According to the FDA, a safety review has shown that fluoroquinolones are associated with disabling and potentially permanent, serious side effects that can occur together. These side effects can involve the tendons, muscles, joints, nerves, and central nervous system. As a result, the FDA is requiring label changes for all systemic fluoroquinolone antibacterial drugs to reflect this new safety information.
The FDA released the following statement:
The FDA takes seriously its responsibility to protect the health of the American public through the review of safety, effectiveness and quality of medical products for patients. The agency continuously reviews the available sources of data to make a determination about the safety and efficacy of fluoroquinolones and will keep health care providers and the public informed of new information.
Janssen Pharmaceuticals, the manufacturer of Levaquin, also released a statement:
At Janssen, our first priority is the well-being of the people who use our medicines. We are reviewing the Drug Safety Communication and will continue our ongoing collaboration with the FDA to support the safe and appropriate use of fluoroquinolone antibiotics. LEVAQUIN® (levofloxacin) has been used for nearly 20 years to treat bacterial infections, including those that may be serious or life-threatening. LEVAQUIN® is part of the important fluoroquinolone class of anti-infective prescription medications, and its safety profile remains well-known and established.
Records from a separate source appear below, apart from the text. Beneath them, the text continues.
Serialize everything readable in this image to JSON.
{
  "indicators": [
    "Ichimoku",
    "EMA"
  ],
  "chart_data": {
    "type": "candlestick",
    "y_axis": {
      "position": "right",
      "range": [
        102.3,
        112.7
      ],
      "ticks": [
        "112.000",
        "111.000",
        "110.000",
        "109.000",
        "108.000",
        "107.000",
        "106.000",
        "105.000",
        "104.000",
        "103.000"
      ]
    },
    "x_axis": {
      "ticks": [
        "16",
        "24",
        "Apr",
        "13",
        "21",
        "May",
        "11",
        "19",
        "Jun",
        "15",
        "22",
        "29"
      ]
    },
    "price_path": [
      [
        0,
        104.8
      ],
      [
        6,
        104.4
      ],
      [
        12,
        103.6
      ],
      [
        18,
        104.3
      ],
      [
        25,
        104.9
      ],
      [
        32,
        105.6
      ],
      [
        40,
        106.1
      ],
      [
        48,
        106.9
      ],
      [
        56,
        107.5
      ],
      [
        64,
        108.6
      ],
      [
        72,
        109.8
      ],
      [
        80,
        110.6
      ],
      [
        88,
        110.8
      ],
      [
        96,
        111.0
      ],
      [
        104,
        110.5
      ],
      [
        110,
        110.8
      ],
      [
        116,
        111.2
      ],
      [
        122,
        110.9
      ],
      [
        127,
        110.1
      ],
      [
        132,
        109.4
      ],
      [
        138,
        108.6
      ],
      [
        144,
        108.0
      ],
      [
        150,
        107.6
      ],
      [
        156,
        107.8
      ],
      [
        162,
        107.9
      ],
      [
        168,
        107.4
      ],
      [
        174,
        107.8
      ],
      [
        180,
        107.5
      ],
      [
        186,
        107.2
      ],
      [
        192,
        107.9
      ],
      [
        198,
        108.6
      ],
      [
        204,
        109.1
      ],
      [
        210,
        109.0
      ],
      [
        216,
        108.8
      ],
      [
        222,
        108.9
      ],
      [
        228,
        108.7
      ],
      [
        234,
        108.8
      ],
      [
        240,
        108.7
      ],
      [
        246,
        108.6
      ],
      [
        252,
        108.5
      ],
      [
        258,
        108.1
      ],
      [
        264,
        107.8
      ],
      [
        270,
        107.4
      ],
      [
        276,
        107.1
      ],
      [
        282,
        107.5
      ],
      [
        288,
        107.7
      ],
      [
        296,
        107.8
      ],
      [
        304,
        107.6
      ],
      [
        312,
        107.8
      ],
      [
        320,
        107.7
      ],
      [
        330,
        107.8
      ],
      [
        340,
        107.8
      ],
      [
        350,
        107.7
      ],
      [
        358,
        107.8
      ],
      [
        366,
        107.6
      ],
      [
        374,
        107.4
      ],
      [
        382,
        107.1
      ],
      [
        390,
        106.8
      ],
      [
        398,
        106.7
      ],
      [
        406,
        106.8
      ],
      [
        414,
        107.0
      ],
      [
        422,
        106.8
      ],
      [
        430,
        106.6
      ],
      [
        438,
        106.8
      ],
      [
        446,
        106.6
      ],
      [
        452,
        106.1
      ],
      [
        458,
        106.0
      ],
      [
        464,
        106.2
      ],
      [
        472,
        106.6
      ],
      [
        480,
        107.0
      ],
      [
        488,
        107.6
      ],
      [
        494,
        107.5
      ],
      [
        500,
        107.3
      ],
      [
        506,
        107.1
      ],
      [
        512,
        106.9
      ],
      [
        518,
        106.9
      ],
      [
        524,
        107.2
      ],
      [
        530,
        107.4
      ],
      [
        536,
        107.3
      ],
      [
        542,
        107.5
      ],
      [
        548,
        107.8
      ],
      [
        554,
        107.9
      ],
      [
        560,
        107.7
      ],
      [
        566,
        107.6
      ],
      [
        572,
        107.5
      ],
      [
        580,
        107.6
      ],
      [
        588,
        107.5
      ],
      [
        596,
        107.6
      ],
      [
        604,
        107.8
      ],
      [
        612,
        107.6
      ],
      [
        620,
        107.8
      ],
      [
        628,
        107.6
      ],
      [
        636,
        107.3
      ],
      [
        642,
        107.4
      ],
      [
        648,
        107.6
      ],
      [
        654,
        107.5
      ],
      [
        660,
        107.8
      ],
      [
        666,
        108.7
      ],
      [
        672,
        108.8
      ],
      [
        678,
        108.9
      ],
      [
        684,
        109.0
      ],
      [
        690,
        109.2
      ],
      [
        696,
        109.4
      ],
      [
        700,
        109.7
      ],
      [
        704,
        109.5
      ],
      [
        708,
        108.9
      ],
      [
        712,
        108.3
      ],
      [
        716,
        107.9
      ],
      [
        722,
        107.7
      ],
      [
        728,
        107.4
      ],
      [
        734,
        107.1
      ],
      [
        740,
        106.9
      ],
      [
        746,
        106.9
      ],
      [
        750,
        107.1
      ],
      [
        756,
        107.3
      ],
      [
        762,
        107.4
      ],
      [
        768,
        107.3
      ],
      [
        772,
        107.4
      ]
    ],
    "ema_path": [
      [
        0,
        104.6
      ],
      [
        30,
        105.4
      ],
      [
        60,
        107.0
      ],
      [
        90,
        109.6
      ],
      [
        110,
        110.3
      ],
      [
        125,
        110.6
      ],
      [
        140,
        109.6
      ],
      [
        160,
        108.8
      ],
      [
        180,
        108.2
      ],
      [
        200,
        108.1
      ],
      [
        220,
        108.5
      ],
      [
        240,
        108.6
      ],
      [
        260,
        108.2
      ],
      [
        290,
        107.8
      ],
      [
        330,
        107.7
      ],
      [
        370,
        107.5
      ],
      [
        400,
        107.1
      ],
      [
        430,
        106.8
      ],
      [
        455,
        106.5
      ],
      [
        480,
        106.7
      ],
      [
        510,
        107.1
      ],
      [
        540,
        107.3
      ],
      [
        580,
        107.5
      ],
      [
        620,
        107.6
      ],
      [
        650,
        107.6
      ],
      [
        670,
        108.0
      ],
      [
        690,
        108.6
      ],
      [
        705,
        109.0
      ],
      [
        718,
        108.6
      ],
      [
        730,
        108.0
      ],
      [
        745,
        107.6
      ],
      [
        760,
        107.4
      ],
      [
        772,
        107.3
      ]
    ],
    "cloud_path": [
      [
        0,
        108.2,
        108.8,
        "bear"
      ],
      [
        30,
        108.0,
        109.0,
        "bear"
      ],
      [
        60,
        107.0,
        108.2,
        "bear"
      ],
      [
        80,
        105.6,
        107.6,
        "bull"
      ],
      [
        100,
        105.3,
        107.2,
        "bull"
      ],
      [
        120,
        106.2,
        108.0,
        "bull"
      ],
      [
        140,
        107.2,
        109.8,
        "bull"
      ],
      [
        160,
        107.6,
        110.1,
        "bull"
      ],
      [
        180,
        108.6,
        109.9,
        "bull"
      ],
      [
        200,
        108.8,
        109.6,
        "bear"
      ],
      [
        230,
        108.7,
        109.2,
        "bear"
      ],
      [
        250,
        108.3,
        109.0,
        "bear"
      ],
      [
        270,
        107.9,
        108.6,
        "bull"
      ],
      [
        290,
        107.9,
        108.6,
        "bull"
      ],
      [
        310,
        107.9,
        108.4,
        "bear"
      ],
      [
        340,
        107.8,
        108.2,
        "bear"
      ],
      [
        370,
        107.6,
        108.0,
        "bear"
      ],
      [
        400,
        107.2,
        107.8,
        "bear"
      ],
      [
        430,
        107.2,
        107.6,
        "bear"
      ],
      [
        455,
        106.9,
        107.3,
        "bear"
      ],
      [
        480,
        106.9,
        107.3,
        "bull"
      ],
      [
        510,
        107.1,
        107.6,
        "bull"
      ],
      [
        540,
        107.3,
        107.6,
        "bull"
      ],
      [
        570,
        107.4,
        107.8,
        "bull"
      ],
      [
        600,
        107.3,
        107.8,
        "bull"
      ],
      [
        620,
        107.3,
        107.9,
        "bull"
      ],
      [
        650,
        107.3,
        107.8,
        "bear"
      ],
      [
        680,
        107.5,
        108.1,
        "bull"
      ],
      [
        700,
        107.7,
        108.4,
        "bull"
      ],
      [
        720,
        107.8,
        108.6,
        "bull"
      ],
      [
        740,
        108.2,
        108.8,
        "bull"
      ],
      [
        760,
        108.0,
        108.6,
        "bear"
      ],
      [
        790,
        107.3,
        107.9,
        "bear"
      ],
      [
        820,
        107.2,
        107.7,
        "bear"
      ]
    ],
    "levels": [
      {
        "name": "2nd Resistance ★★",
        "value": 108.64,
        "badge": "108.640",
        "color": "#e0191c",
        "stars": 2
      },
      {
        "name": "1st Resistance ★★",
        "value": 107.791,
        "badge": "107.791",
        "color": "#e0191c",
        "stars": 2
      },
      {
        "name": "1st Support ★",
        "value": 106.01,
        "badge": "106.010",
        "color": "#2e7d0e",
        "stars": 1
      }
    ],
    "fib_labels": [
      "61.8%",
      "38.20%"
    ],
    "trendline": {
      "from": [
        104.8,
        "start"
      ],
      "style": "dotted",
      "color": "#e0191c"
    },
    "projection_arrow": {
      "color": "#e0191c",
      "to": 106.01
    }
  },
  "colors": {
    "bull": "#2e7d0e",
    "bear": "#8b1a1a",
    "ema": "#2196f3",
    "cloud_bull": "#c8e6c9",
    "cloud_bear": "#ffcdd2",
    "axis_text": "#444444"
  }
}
Bayer the makers of Cipro and Avelox also released a statement:
“Bayer is aware of the FDA’s May 12, 2016 Drug Safety Communication in regard to the fluorouquinolone class of antibiotics. Cipro® (ciprofloxacin) and Avelox® (moxifloxacin) are both part of this important class of antibiotics, which has been used to treat a range of infections for many years. Bayer’s highest priority is patient safety, and we will carefully review the information that FDA posted today and will continue to work closely with the agency on this topic.”
The Quinolone Vigilance Foundation which has been fighting for patient safety issued this statement.
“QVF applauds the Food and Drug Administration for implementing these vital changes to the boxed warnings and medication guide. Fluoroquinolone antibiotics are too risky for routine infections such as sinus infections, urinary tract infections, and bronchitis, and should only be used to treat life threatening infections. When the risks of a treatment for infection outweighs the benefits, changes need to be made at the highest levels to protect the health, safety, and lives of patients. We are pleased that the FDA listened to the testimonies from the QVF and other victims who selflessly shared their stories so that others do not suffer the devastating and life-altering adverse reactions that we have.”